Presupuestos

Bruselas alerta a España y a otros cinco países de la fragilidad presupuestaria

La Comisión venía advirtiendo a España desde el año pasado sobre la urgencia de asegurar la sostenibilidad de las finanzas públicas a largo plazo. Informe tras informe, Bruselas ha alertado sobre una preocupante evolución demográfica que puede disparar el gasto público en las próximas décadas. Ayer, la Comisión situó a España ya entre los seis países en los que 'está emergiendo el riesgo de desequilibrios presupuestarios que rompen las exigencias del Pacto de Estabilidad y Crecimiento'. El pacto fija en el 3% del PIB el límite del déficit público.
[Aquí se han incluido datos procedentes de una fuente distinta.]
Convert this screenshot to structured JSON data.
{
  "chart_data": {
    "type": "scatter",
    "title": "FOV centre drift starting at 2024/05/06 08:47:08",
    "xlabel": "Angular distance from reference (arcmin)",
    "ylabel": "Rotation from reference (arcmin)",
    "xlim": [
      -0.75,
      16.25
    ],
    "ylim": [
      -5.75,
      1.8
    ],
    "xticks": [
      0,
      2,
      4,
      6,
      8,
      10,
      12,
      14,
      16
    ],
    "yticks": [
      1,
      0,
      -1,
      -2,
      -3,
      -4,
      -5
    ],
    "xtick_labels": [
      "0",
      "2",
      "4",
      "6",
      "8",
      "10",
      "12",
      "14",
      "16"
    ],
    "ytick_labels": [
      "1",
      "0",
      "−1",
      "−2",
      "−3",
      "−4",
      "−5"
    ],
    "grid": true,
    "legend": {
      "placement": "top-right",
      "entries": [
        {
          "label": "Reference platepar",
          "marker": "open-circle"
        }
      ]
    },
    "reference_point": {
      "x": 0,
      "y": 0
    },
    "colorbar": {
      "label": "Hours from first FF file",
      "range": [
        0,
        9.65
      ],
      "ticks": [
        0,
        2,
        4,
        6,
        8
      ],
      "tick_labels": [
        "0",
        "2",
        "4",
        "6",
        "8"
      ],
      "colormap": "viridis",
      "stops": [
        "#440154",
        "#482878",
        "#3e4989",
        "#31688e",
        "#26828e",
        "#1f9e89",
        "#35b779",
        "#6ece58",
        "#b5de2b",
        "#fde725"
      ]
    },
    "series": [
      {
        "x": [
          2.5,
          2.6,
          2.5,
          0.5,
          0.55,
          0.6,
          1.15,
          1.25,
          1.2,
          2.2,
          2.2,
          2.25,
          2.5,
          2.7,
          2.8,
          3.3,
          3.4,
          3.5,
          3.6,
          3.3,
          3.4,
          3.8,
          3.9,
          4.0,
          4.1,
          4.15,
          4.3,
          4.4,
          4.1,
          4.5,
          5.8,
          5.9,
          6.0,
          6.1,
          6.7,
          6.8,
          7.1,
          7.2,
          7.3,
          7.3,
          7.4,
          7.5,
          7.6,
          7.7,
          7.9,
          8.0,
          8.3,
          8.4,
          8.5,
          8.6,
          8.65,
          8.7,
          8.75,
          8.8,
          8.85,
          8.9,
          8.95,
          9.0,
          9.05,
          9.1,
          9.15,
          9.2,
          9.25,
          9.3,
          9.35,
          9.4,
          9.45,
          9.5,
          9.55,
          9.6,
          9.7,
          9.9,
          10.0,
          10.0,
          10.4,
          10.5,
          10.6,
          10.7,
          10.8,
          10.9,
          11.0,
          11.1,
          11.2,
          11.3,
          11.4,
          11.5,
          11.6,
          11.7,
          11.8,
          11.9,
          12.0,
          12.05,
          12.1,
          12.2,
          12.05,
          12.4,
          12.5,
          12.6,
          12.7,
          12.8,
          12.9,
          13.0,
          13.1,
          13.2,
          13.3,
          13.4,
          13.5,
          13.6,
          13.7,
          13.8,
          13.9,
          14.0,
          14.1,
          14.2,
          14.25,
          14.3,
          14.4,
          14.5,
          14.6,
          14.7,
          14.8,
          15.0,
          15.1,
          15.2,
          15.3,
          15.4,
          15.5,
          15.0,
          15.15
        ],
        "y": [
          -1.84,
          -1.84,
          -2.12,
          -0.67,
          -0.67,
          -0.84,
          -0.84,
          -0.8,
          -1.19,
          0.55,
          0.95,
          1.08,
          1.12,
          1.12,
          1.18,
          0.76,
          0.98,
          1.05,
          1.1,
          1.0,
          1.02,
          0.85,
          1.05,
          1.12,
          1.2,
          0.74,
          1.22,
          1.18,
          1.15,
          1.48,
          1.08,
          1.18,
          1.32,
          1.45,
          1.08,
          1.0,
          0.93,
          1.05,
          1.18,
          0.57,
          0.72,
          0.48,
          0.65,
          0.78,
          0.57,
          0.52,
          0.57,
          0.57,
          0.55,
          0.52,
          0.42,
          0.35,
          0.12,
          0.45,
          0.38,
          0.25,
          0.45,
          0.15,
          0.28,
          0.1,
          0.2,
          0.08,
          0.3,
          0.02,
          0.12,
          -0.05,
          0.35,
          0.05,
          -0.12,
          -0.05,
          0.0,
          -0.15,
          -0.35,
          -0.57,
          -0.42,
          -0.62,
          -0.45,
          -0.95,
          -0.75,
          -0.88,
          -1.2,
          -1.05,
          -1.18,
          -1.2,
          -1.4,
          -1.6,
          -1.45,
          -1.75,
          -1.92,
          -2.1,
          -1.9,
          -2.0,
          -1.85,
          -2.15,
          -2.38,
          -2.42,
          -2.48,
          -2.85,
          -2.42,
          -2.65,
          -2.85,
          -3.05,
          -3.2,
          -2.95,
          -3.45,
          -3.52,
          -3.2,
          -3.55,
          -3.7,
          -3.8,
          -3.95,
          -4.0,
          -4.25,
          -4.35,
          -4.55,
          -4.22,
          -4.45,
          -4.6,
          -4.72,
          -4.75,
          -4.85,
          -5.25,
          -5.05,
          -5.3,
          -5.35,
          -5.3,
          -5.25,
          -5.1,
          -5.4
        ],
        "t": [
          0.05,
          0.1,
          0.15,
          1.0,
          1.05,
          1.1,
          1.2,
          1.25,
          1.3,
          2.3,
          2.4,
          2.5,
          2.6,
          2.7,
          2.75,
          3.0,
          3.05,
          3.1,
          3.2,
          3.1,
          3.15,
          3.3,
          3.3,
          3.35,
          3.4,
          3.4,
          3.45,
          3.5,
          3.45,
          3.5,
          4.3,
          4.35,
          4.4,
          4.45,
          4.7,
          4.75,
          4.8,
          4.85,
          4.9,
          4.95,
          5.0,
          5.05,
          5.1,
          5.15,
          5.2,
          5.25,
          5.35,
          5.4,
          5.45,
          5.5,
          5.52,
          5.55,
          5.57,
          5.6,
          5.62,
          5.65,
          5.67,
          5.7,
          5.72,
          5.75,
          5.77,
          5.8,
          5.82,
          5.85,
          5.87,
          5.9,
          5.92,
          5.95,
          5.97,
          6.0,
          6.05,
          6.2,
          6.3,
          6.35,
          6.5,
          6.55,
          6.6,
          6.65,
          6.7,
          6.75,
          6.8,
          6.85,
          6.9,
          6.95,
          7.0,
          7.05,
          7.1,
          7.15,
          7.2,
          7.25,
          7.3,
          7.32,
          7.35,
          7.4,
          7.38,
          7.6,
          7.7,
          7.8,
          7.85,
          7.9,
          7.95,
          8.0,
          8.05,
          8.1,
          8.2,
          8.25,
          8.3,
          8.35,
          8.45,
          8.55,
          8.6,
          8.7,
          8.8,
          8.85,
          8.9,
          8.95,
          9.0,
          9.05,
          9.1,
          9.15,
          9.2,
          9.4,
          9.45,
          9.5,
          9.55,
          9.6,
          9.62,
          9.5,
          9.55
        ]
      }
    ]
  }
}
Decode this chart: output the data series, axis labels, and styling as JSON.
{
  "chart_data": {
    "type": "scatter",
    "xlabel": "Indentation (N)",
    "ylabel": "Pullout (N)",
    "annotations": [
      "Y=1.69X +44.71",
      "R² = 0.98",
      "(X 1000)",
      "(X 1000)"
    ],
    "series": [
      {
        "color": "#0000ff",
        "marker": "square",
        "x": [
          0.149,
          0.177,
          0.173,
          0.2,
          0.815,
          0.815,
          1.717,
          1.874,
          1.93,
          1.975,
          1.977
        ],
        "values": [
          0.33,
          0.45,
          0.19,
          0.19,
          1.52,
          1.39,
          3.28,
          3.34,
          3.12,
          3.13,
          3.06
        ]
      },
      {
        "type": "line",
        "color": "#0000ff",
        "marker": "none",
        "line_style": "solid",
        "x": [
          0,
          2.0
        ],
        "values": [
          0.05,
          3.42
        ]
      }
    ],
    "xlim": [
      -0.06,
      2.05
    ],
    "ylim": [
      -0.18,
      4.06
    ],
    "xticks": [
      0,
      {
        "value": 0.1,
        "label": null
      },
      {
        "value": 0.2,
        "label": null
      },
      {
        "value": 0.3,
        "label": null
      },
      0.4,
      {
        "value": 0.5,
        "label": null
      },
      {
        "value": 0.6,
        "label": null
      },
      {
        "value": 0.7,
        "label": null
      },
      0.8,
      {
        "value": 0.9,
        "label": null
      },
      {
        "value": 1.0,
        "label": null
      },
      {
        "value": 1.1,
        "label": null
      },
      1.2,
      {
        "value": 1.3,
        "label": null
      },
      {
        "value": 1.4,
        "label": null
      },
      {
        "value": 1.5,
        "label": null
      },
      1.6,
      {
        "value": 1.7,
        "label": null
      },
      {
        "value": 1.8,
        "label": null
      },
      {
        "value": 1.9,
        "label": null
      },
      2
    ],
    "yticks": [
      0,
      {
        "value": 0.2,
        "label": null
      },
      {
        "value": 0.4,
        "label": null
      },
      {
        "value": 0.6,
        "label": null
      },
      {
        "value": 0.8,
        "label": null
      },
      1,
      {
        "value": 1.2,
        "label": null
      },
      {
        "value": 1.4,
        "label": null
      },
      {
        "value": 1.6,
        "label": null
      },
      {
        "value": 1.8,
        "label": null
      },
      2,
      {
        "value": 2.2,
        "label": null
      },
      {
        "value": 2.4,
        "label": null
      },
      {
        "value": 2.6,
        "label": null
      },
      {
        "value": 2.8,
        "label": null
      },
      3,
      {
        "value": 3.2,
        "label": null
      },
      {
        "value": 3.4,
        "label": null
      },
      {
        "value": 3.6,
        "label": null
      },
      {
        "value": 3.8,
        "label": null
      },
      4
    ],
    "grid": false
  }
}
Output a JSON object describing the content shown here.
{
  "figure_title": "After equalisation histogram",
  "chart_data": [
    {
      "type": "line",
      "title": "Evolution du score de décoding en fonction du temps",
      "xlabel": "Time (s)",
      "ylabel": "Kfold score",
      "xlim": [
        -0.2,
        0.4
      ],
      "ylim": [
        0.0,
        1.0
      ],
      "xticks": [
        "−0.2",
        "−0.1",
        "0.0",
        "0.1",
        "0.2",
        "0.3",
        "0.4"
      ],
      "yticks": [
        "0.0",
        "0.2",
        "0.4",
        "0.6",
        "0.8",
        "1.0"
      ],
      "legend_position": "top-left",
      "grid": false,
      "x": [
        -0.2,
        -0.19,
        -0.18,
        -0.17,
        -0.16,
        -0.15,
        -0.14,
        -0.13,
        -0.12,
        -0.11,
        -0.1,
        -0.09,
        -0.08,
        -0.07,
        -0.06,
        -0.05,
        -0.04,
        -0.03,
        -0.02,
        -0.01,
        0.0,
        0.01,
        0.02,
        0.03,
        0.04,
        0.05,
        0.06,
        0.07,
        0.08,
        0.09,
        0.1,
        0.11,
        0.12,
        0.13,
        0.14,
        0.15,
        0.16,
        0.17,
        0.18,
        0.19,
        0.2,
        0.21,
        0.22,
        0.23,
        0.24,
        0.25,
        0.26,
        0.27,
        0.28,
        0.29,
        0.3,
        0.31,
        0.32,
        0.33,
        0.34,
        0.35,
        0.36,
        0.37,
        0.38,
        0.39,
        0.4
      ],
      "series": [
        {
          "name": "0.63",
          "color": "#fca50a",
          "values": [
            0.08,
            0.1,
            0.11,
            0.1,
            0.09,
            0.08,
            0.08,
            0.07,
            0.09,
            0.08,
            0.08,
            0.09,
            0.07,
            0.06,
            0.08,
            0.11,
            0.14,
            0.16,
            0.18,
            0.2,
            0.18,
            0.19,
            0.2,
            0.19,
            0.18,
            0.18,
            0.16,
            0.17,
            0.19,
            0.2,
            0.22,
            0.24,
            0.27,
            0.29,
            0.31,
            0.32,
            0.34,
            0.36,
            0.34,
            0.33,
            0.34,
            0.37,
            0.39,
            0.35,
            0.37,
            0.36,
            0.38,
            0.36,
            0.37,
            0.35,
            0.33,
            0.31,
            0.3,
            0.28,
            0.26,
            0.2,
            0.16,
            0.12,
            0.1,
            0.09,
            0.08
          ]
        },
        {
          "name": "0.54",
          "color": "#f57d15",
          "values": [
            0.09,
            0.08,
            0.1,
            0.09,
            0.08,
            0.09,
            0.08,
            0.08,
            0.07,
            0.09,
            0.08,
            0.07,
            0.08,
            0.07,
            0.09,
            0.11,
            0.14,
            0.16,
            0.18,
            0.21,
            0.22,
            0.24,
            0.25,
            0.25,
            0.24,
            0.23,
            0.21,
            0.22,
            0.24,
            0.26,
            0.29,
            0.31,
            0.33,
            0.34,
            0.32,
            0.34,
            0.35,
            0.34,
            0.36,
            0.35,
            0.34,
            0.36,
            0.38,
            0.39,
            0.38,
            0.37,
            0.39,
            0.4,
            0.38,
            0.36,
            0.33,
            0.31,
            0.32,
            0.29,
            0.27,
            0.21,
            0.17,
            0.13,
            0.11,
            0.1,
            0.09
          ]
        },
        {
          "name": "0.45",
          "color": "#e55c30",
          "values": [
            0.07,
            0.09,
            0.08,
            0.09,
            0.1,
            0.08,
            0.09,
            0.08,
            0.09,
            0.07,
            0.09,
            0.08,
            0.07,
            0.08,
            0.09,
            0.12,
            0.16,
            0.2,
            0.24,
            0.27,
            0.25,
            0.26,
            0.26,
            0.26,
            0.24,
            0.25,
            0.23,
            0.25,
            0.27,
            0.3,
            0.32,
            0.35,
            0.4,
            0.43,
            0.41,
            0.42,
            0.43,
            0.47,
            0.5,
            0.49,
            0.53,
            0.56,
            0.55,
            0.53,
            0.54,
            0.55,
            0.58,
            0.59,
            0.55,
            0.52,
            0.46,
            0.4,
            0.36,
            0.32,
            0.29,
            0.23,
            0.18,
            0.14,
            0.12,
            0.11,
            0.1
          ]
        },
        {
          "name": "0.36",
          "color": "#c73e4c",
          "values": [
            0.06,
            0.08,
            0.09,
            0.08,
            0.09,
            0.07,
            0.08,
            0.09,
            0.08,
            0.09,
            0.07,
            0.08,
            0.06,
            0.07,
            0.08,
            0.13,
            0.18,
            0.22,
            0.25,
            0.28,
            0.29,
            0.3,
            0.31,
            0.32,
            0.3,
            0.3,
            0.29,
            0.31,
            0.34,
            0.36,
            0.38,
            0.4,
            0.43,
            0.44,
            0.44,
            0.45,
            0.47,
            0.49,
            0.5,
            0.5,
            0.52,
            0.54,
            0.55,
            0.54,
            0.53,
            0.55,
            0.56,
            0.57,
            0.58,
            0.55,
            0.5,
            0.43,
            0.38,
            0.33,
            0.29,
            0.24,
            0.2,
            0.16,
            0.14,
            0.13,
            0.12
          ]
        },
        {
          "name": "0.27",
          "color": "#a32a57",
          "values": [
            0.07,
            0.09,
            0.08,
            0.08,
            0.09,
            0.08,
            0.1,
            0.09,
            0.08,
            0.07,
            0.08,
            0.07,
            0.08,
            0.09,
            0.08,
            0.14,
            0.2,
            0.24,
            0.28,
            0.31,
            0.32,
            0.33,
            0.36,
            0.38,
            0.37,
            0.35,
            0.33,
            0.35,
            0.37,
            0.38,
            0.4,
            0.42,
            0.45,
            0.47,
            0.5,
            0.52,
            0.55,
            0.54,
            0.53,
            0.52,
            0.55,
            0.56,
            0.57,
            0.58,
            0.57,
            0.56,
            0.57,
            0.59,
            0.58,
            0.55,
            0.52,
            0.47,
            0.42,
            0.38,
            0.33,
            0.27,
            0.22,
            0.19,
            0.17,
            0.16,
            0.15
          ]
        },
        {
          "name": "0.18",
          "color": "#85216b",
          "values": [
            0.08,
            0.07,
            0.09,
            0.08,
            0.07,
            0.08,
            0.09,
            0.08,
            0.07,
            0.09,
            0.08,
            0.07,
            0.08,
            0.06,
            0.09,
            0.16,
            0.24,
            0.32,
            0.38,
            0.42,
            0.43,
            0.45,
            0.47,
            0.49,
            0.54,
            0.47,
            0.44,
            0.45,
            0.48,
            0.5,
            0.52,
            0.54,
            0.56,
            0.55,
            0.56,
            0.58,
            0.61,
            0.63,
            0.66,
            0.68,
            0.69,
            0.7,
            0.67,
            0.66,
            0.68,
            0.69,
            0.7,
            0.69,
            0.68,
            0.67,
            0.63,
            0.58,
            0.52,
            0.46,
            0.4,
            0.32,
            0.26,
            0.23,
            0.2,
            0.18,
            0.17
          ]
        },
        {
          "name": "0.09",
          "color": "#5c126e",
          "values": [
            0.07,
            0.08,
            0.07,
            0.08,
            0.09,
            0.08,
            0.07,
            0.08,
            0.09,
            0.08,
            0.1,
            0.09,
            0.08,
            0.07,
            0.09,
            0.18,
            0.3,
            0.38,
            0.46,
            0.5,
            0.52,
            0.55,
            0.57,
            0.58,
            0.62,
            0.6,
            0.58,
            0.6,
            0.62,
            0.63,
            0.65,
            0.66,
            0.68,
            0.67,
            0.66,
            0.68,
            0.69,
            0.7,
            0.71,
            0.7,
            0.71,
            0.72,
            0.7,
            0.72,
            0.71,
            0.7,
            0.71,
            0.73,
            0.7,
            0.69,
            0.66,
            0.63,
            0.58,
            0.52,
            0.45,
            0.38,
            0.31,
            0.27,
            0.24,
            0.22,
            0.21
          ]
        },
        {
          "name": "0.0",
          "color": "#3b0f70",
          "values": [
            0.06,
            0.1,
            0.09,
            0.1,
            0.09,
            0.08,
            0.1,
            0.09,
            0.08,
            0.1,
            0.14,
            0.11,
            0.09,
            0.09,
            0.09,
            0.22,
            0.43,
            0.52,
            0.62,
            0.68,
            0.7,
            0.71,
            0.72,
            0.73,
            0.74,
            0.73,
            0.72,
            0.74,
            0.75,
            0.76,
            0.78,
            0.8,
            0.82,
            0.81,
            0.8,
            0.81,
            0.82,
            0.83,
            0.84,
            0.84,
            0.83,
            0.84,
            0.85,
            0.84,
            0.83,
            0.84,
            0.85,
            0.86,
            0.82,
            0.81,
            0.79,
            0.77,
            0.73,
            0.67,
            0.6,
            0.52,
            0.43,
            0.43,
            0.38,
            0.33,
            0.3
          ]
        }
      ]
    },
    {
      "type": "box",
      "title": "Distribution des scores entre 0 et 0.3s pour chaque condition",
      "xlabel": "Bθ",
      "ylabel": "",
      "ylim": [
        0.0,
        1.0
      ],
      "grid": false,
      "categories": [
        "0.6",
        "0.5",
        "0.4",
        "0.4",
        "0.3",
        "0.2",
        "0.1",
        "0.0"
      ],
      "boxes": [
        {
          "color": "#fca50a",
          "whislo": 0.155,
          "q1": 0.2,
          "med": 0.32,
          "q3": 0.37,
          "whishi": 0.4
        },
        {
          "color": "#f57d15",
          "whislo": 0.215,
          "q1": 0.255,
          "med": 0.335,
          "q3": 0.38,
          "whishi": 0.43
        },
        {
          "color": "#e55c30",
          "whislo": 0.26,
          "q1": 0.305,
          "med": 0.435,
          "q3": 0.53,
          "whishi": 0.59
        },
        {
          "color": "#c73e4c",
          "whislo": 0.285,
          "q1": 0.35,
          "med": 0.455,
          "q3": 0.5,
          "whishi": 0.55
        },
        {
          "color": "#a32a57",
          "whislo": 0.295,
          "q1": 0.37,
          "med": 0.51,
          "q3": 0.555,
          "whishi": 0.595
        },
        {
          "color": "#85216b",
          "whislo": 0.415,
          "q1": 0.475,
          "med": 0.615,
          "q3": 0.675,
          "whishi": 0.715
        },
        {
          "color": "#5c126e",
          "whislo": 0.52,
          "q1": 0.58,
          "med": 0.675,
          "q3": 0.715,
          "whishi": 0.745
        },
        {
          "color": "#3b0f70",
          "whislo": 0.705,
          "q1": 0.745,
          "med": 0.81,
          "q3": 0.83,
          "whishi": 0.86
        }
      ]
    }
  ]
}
El gasto en salud y pensiones y la lenta reducción de la deuda pública son las causas de ese riesgo en Alemania, Francia, Austria y Portugal. En España y Grecia, los desequilibrios surgen 'casi totalmente' del incremento del gasto en el sistema público de pensiones. 'Alrededor del 8% del PIB entre 2000 y 2040 en España', calcula la Comisión en su tercer informe anual sobre el estado de las finanzas públicas en los Estados de la UE.

La receta de Bruselas para el Gobierno español fija el año 2004 como límite para 'conseguir una reforma masiva del sistema de pensiones'. En ese plazo, se debe incrementar además la tasa de empleo, que según los últimos datos todavía es del 54,7% de la población activa, frente al 63,9% de la media comunitaria y el objetivo del 70% que la UE se ha fijado para el año 2010.

El informe, presentado en el Parlamento Europeo por el comisario de Economía, Pedro Solbes, señala a Holanda, Finlandia y Luxemburgo como los únicos países de la zona euro que han realizado 'reformas ambiciosas y globales de sus sistemas de pensiones'. El saneamiento de esos sistemas exige, según la CE, un vínculo más estrecho entre el montante de las cotizaciones y las pensiones a las que se obtiene derecho, así como por un mayor porcentaje de planes privados de jubilación.

El documento de Solbes llega en 'el año más difícil de la política fiscal en los tres años de historia de la Unión Monetaria', que arrancó definitivamente el 1 de enero de 1999. Por primera vez desde 1993 se ha deteriorado, un 0,5%, el balance presupuestario global de los países de la zona euro, cuyo déficit se situó en 2001 en el 1,3% del PIB. El freno en la consolidación fiscal se ha debido a una ralentización económica que ha puesto en cuestión, también por primera vez, la lógica del Pacto de Estabilidad y Crecimiento.

Solbes urgió ayer a los cuatro países con mayor déficit (Alemania, Francia, Italia y Portugal) 'a realizar un último esfuerzo para alcanzar el equilibrio o el superávit en 2004 como muy tarde'. El llamamiento se dirigía especialmente a Francia, después de que el presidente Jacques Chirac, en plena campaña para las elecciones legislativas de junio, haya prometido jugosos recortes fiscales que obligarían a retrasar el equilibrio hasta 2007. 'El compromiso inicial era 2002', recordó el comisario ante la Eurocámara para pedir que esta vez se cumpla el nuevo objetivo que Chirac suscribió en marzo en la Cumbre de Barcelona.

El ministro de Finanzas alemán, el socialista Hans Eichel, también vapuleó ayer en Berlín al presidente francés. 'No entiendo cómo puede pactar algo en Barcelona (...) y después decir en Francia que no lo va a cumplir'. 'Si las reglas del pacto no se respetan, será un signo negativo para la credibilidad económica europea y, probablemente también, para la inflación', terció desde París el miembro del consejo de gobierno del Banco Central Europeo, el belga Guy Quaden.

Alemania protagonizó el pasado 12 de febrero la mayor revuelta contra el pacto al negarse a recibir una advertencia comunitaria sobre el desliz de su déficit público (2,8% previsto este año) hacia el máximo permitido. El presidente del BCE, Wim Duisenberg, secundó una estrategia que ha desatado una oleada de peticiones, incluida la del grupo socialista del Parlamento Europeo, para que se revisen los términos del texto pactado en 1997.

En una última ironía, el documento de Solbes señala a Francia y Alemania como los países que mejor gestionan el gasto público.